Of all the basic tools for Bible study it is the concordance that has been rendered most obsolete by new technology. There are several websites that allow you to do most, if not all, that an old book-based concordance does at considerably less expense. For example, www.biblegateway.com allows exhaustive key word searches and almost all Bible apps allow you to search in a number of ways.

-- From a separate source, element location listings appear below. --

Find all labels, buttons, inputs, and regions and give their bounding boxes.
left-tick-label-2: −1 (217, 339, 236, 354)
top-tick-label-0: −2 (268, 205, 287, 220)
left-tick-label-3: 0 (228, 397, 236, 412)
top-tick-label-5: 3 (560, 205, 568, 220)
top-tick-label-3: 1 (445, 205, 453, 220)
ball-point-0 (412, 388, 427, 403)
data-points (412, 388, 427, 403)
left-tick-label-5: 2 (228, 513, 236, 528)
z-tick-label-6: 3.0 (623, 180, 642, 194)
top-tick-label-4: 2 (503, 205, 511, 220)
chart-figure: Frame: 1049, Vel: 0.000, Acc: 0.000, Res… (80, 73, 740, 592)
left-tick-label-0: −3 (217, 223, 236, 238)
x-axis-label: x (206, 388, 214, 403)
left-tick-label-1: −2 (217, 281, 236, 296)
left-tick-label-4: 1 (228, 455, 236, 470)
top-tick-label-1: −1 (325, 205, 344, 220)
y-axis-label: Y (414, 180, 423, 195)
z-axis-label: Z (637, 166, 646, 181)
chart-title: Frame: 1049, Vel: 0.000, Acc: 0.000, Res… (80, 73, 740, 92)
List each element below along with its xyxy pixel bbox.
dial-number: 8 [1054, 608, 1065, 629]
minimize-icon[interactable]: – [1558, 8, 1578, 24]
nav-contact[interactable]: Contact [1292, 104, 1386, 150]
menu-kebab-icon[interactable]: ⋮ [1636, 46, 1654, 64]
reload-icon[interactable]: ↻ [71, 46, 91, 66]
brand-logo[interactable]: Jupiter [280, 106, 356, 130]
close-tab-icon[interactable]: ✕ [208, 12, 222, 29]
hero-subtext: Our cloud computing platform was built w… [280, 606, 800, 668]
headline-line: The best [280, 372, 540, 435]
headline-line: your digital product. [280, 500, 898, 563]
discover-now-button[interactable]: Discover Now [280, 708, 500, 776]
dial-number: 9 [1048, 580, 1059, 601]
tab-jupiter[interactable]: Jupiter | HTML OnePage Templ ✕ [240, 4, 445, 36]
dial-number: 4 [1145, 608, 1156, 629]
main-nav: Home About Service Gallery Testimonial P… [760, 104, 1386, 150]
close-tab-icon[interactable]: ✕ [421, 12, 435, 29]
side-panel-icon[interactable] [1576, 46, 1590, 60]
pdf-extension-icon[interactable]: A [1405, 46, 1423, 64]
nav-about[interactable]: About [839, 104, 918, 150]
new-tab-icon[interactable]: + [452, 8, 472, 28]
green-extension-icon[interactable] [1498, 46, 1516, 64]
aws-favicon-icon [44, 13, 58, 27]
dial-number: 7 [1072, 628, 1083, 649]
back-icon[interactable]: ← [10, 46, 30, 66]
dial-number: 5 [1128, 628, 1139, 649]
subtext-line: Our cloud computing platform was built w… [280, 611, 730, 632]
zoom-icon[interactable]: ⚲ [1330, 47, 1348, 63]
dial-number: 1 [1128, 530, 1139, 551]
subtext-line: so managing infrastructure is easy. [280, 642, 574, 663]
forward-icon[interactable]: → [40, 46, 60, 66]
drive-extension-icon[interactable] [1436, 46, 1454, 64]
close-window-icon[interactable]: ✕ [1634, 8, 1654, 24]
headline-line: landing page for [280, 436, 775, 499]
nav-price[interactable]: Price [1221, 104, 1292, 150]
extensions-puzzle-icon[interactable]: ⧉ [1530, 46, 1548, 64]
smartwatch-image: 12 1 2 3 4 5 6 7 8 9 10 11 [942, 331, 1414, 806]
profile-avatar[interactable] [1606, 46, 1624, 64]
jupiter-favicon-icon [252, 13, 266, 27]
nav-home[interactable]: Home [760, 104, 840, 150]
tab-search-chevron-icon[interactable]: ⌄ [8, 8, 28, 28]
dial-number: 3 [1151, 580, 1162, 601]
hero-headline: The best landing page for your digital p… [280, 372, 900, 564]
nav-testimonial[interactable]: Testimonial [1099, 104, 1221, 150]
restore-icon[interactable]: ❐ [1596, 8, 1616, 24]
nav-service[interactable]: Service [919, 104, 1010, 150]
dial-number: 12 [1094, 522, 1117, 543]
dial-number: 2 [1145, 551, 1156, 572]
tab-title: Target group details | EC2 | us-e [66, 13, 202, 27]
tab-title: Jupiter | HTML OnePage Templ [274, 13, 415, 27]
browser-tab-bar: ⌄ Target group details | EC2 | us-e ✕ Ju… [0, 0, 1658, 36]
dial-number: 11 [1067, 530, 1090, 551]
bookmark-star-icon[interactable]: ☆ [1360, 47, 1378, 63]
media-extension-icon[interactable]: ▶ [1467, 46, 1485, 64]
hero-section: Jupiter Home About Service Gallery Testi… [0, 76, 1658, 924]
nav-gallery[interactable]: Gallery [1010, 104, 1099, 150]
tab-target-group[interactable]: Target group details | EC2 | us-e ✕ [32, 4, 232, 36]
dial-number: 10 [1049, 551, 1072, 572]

The three “classic” concordances of yesteryear were all based on the King James Version. That of Alexander Cruden (169 -1770) is best avoided as he is neither comprehensive nor does he give access to the original languages. Both the concordances of James Strong (1822-1894) and Robert Young (1822-1888) are much more complete than Cruden’s and both, in their different ways, open up the original languages for us. All three are still in print and very easy to pick up second-hand but you need a KJV Bible to make them work. Those of us who grew up in the King James’ tradition (using, for example, the Revised Standard Version) can usually manage to “translate” back into “King James’ English” but if you cannot do this you are advised to select a more modern concordance based on a more modern text – or to work on-line.
Examples to consider:
Ellison, John W., Nelson’s Complete Concordance of the Revised Standard Version (New York: Nelson, 1957).
Goodrick, Edward W., and John R. Kohlenberger III, Zondervan NIV Exhaustive Concordance (3rd edition) (Grand Rapids, MI: Zondervan, 2013).
Kohlenberger, John R., III, The NRSV Concordance: Unabridged (Grand Rapids, MI: Zondervan, 1991).
Metzger, Bruce M., New Revised Standard Version Exhaustive Concordance (Nashville TN: Thomas Nelson, 1991).